Data da publicação: 03/07/2020 23:20

EMENTA: PREVIDENCIÁRIO. RESTABELECIEMENTO DE AUXÍLIO-DOENÇA. INCAPACIDADE TEMPORÁRIA COMPROVADA. TERMO FINAL. CORREÇÃO MONETÁRIA. 1. Comprovado que o segurado encontra-se incapacitado para o labor, mas considerando que recebe aposentadoria por idade, é devido o restabelecimento de auxílio-doença desde a cessação somente até a DIB desta aposentadoria. 2. As prestações em atraso serão corrigidas, desde o vencimento de cada parcela, ressalvada a prescrição quinquenal, utilizando-se o INPC, a partir de 04/2006 (art. 31 da Lei nº 10.741/03, c/c a Lei n.º 11.430/06, precedida da MP n.º 316, de 11-08-2006, que acrescentou o art. 41-A à Lei n.º 8.213/91, e REsp. n.º 1.103.122/PR). (TRF4, APELREEX 0018329-96.2014.4.04.9999, SEXTA TURMA, Relatora VÂNIA HACK DE ALMEIDA, D.E. 28/04/2015)


D.E.

Publicado em 29/04/2015
APELAÇÃO/REEXAME NECESSÁRIO Nº 0018329-96.2014.404.9999/SC
RELATORA
:
Des. Federal VÂNIA HACK DE ALMEIDA
APELANTE
:
INSTITUTO NACIONAL DO SEGURO SOCIAL - INSS
ADVOGADO
:
Procuradoria Regional da PFE-INSS
APELADO
:
CELSO ALVES
ADVOGADO
:
Salesiano Durigon
REMETENTE
:
JUIZO DE DIREITO DA 1A VARA DA COMARCA DE BOM RETIRO/SC
EMENTA
PREVIDENCIÁRIO. RESTABELECIEMENTO DE AUXÍLIO-DOENÇA. INCAPACIDADE TEMPORÁRIA COMPROVADA. TERMO FINAL. CORREÇÃO MONETÁRIA.
1. Comprovado que o segurado encontra-se incapacitado para o labor, mas considerando que recebe aposentadoria por idade, é devido o restabelecimento de auxílio-doença desde a cessação somente até a DIB desta aposentadoria.
2. As prestações em atraso serão corrigidas, desde o vencimento de cada parcela, ressalvada a prescrição quinquenal, utilizando-se o INPC, a partir de 04/2006 (art. 31 da Lei nº 10.741/03, c/c a Lei n.º 11.430/06, precedida da MP n.º 316, de 11-08-2006, que acrescentou o art. 41-A à Lei n.º 8.213/91, e REsp. n.º 1.103.122/PR).
ACÓRDÃO
Vistos e relatados estes autos em que são partes as acima indicadas, decide a Egrégia 6ª Turma do Tribunal Regional Federal da 4ª Região, por unanimidade, dar parcial provimento à apelação do INSS e à remessa oficial, para limitar a concessão do benefício de auxílio-doença até o dia anterior à DIB da aposentadoria por idade, e, de ofício, adequar a incidência de correção monetária, nos termos do relatório, votos e notas taquigráficas que ficam fazendo parte integrante do presente julgado.

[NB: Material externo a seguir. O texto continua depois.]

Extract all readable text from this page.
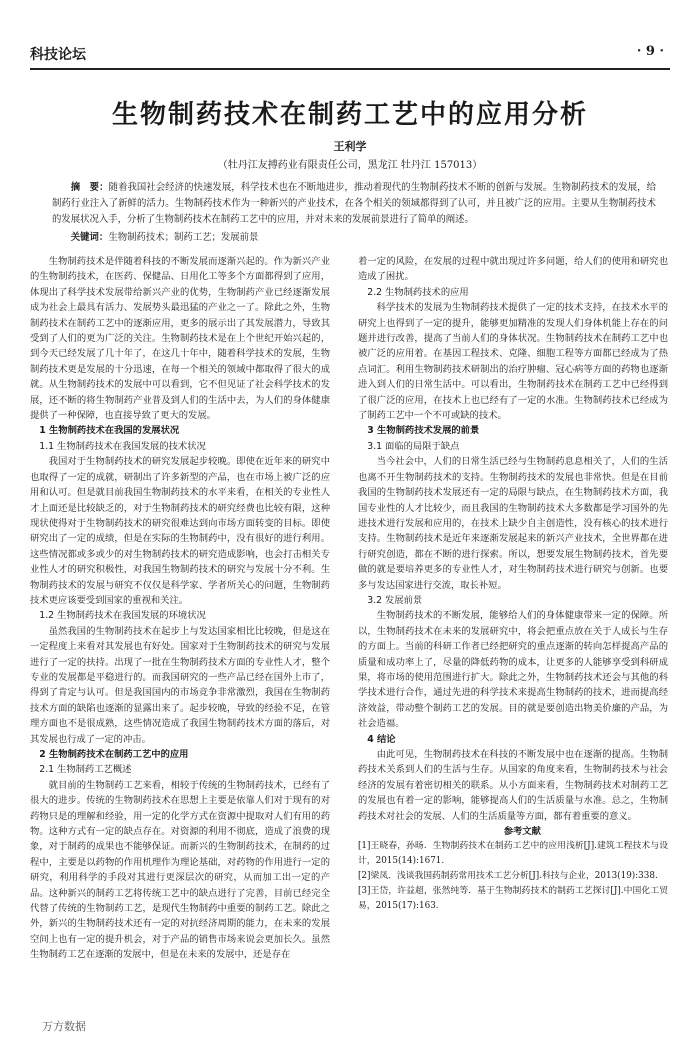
科技论坛	· 9 ·
生物制药技术在制药工艺中的应用分析
王利学
（牡丹江友搏药业有限责任公司，黑龙江 牡丹江 157013）
摘　要：随着我国社会经济的快速发展，科学技术也在不断地进步，推动着现代的生物制药技术不断的创新与发展。生物制药技术的发展，给制药行业注入了新鲜的活力。生物制药技术作为一种新兴的产业技术，在各个相关的领域都得到了认可，并且被广泛的应用。主要从生物制药技术的发展状况入手，分析了生物制药技术在制药工艺中的应用，并对未来的发展前景进行了简单的阐述。
关键词：生物制药技术；制药工艺；发展前景

生物制药技术是伴随着科技的不断发展而逐渐兴起的。作为新兴产业的生物制药技术，在医药、保健品、日用化工等多个方面都得到了应用，体现出了科学技术发展带给新兴产业的优势，生物制药产业已经逐渐发展成为社会上最具有活力、发展势头最迅猛的产业之一了。除此之外，生物制药技术在制药工艺中的逐渐应用，更多的展示出了其发展潜力，导致其受到了人们的更为广泛的关注。生物制药技术是在上个世纪开始兴起的，到今天已经发展了几十年了，在这几十年中，随着科学技术的发展，生物制药技术更是发展的十分迅速，在每一个相关的领域中都取得了很大的成就。从生物制药技术的发展中可以看到，它不但见证了社会科学技术的发展，还不断的将生物制药产业普及到人们的生活中去，为人们的身体健康提供了一种保障，也直接导致了更大的发展。

1 生物制药技术在我国的发展状况

1.1 生物制药技术在我国发展的技术状况

我国对于生物制药技术的研究发展起步较晚。即使在近年来的研究中也取得了一定的成就，研制出了许多新型的产品，也在市场上被广泛的应用和认可。但是就目前我国生物制药技术的水平来看，在相关的专业性人才上面还是比较缺乏的，对于生物制药技术的研究经费也比较有限，这种现状使得对于生物制药技术的研究很难达到向市场方面转变的目标。即使研究出了一定的成绩，但是在实际的生物制药中，没有很好的进行利用。这些情况都或多或少的对生物制药技术的研究造成影响，也会打击相关专业性人才的研究积极性，对我国生物制药技术的研究与发展十分不利。生物制药技术的发展与研究不仅仅是科学家、学者所关心的问题，生物制药技术更应该要受到国家的重视和关注。

1.2 生物制药技术在我国发展的环境状况

虽然我国的生物制药技术在起步上与发达国家相比比较晚，但是这在一定程度上来看对其发展也有好处。国家对于生物制药技术的研究与发展进行了一定的扶持。出现了一批在生物制药技术方面的专业性人才，整个专业的发展都是平稳进行的。而我国研究的一些产品已经在国外上市了，得到了肯定与认可。但是我国国内的市场竞争非常激烈，我国在生物制药技术方面的缺陷也逐渐的显露出来了。起步较晚，导致的经验不足，在管理方面也不是很成熟，这些情况造成了我国生物制药技术方面的落后，对其发展也行成了一定的冲击。

2 生物制药技术在制药工艺中的应用

2.1 生物制药工艺概述

就目前的生物制药工艺来看，相较于传统的生物制药技术，已经有了很大的进步。传统的生物制药技术在思想上主要是依靠人们对于现有的对药物只是的理解和经验，用一定的化学方式在资源中提取对人们有用的药物。这种方式有一定的缺点存在。对资源的利用不彻底，造成了浪费的现象，对于制药的成果也不能够保证。而新兴的生物制药技术，在制药的过程中，主要是以药物的作用机理作为理论基础，对药物的作用进行一定的研究，利用科学的手段对其进行更深层次的研究，从而加工出一定的产品。这种新兴的制药工艺将传统工艺中的缺点进行了完善，目前已经完全代替了传统的生物制药工艺，是现代生物制药中重要的制药工艺。除此之外，新兴的生物制药技术还有一定的对抗经济周期的能力，在未来的发展空间上也有一定的提升机会，对于产品的销售市场来说会更加长久。虽然生物制药工艺在逐渐的发展中，但是在未来的发展中，还是存在

着一定的风险，在发展的过程中就出现过许多问题，给人们的使用和研究也造成了困扰。

2.2 生物制药技术的应用

科学技术的发展为生物制药技术提供了一定的技术支持，在技术水平的研究上也得到了一定的提升，能够更加精准的发现人们身体机能上存在的问题并进行改善，提高了当前人们的身体状况。生物制药技术在制药工艺中也被广泛的应用着。在基因工程技术、克隆、细胞工程等方面都已经成为了热点词汇。利用生物制药技术研制出的治疗肿瘤、冠心病等方面的药物也逐渐进入到人们的日常生活中。可以看出，生物制药技术在制药工艺中已经得到了很广泛的应用，在技术上也已经有了一定的水准。生物制药技术已经成为了制药工艺中一个不可或缺的技术。

3 生物制药技术发展的前景

3.1 面临的局限于缺点

当今社会中，人们的日常生活已经与生物制药息息相关了，人们的生活也离不开生物制药技术的支持。生物制药技术的发展也非常快。但是在目前我国的生物制药技术发展还有一定的局限与缺点，在生物制药技术方面，我国专业性的人才比较少，而且我国的生物制药技术大多数都是学习国外的先进技术进行发展和应用的，在技术上缺少自主创造性，没有核心的技术进行支持。生物制药技术是近年来逐渐发展起来的新兴产业技术，全世界都在进行研究创造，都在不断的进行探索。所以，想要发展生物制药技术，首先要做的就是要培养更多的专业性人才，对生物制药技术进行研究与创新。也要多与发达国家进行交流，取长补短。

3.2 发展前景

生物制药技术的不断发展，能够给人们的身体健康带来一定的保障。所以，生物制药技术在未来的发展研究中，将会把重点放在关于人成长与生存的方面上。当前的科研工作者已经把研究的重点逐渐的转向怎样提高产品的质量和成功率上了，尽量的降低药物的成本，让更多的人能够享受到科研成果，将市场的使用范围进行扩大。除此之外，生物制药技术还会与其他的科学技术进行合作，通过先进的科学技术来提高生物制药的技术，进而提高经济效益，带动整个制药工艺的发展。目的就是要创造出物美价廉的产品，为社会造福。

4 结论

由此可见，生物制药技术在科技的不断发展中也在逐渐的提高。生物制药技术关系到人们的生活与生存。从国家的角度来看，生物制药技术与社会经济的发展有着密切相关的联系。从小方面来看，生物制药技术对制药工艺的发展也有着一定的影响，能够提高人们的生活质量与水准。总之，生物制药技术对社会的发展、人们的生活质量等方面，都有着重要的意义。

参考文献

[1]王晓春，孙旸．生物制药技术在制药工艺中的应用浅析[J].建筑工程技术与设计，2015(14):1671.

[2]梁凤．浅谈我国药制药常用技术工艺分析[J].科技与企业，2013(19):338.

[3]王岱，许益超，张然纯等．基于生物制药技术的制药工艺探讨[J].中国化工贸易，2015(17):163.

万方数据
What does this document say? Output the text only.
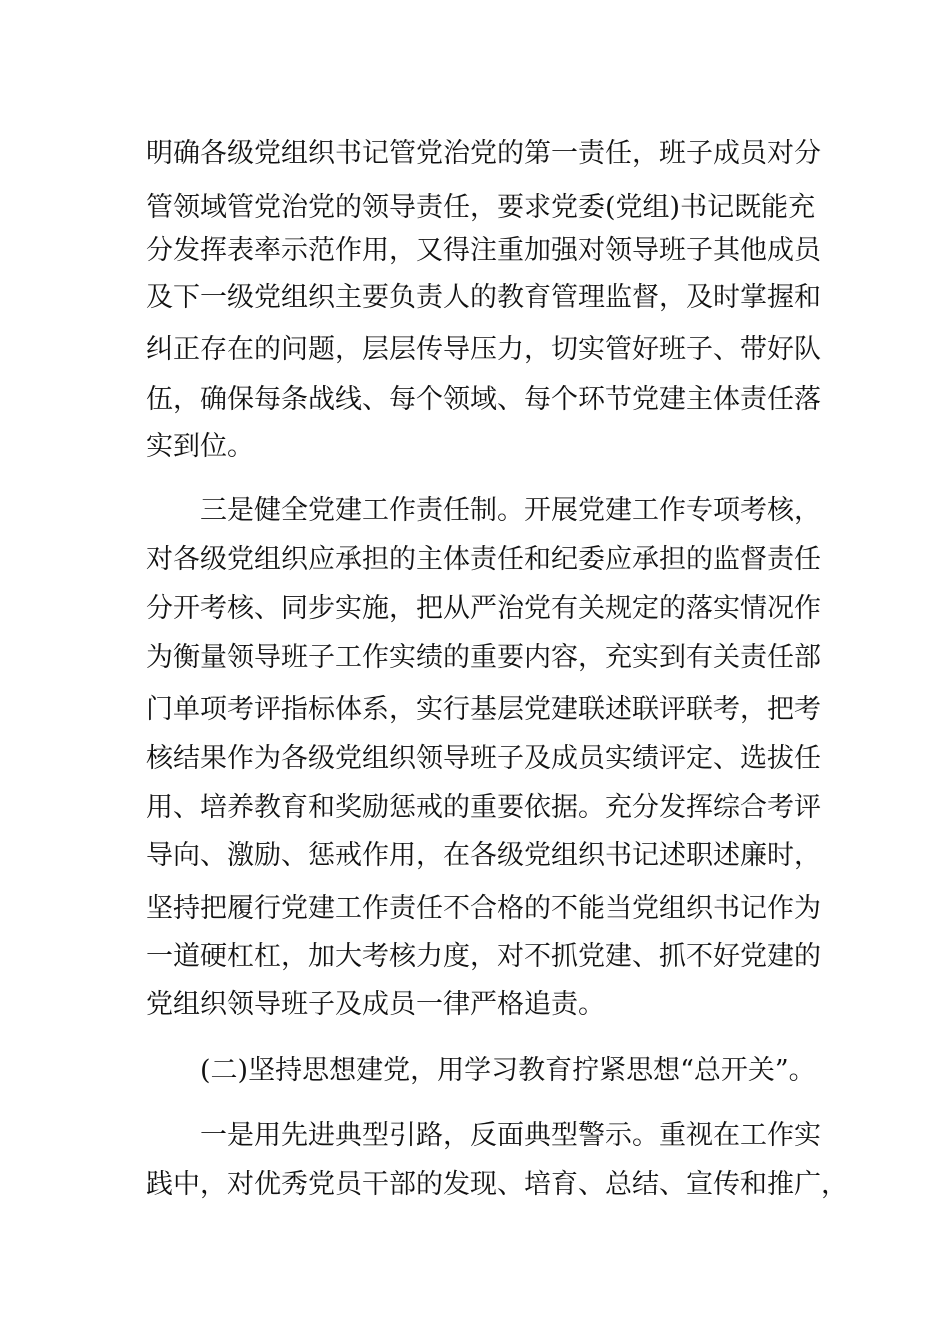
明确各级党组织书记管党治党的第一责任，班子成员对分
管领域管党治党的领导责任，要求党委(党组)书记既能充
分发挥表率示范作用，又得注重加强对领导班子其他成员
及下一级党组织主要负责人的教育管理监督，及时掌握和
纠正存在的问题，层层传导压力，切实管好班子、带好队
伍，确保每条战线、每个领域、每个环节党建主体责任落
实到位。
三是健全党建工作责任制。开展党建工作专项考核，
对各级党组织应承担的主体责任和纪委应承担的监督责任
分开考核、同步实施，把从严治党有关规定的落实情况作
为衡量领导班子工作实绩的重要内容，充实到有关责任部
门单项考评指标体系，实行基层党建联述联评联考，把考
核结果作为各级党组织领导班子及成员实绩评定、选拔任
用、培养教育和奖励惩戒的重要依据。充分发挥综合考评
导向、激励、惩戒作用，在各级党组织书记述职述廉时，
坚持把履行党建工作责任不合格的不能当党组织书记作为
一道硬杠杠，加大考核力度，对不抓党建、抓不好党建的
党组织领导班子及成员一律严格追责。
(二)坚持思想建党，用学习教育拧紧思想“总开关”。
一是用先进典型引路，反面典型警示。重视在工作实
践中，对优秀党员干部的发现、培育、总结、宣传和推广，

Porto Alegre, 22 de abril de 2015.
Des. Federal VÂNIA HACK DE ALMEIDA
Relatora


Documento eletrônico assinado por Des. Federal VÂNIA HACK DE ALMEIDA, Relatora, na forma do artigo 1º, inciso III, da Lei 11.419, de 19 de dezembro de 2006 e Resolução TRF 4ª Região nº 17, de 26 de março de 2010. A conferência da autenticidade do documento está disponível no endereço eletrônico http://www.trf4.jus.br/trf4/processos/verifica.php, mediante o preenchimento do código verificador 7444180v4 e, se solicitado, do código CRC 7B39F7E9.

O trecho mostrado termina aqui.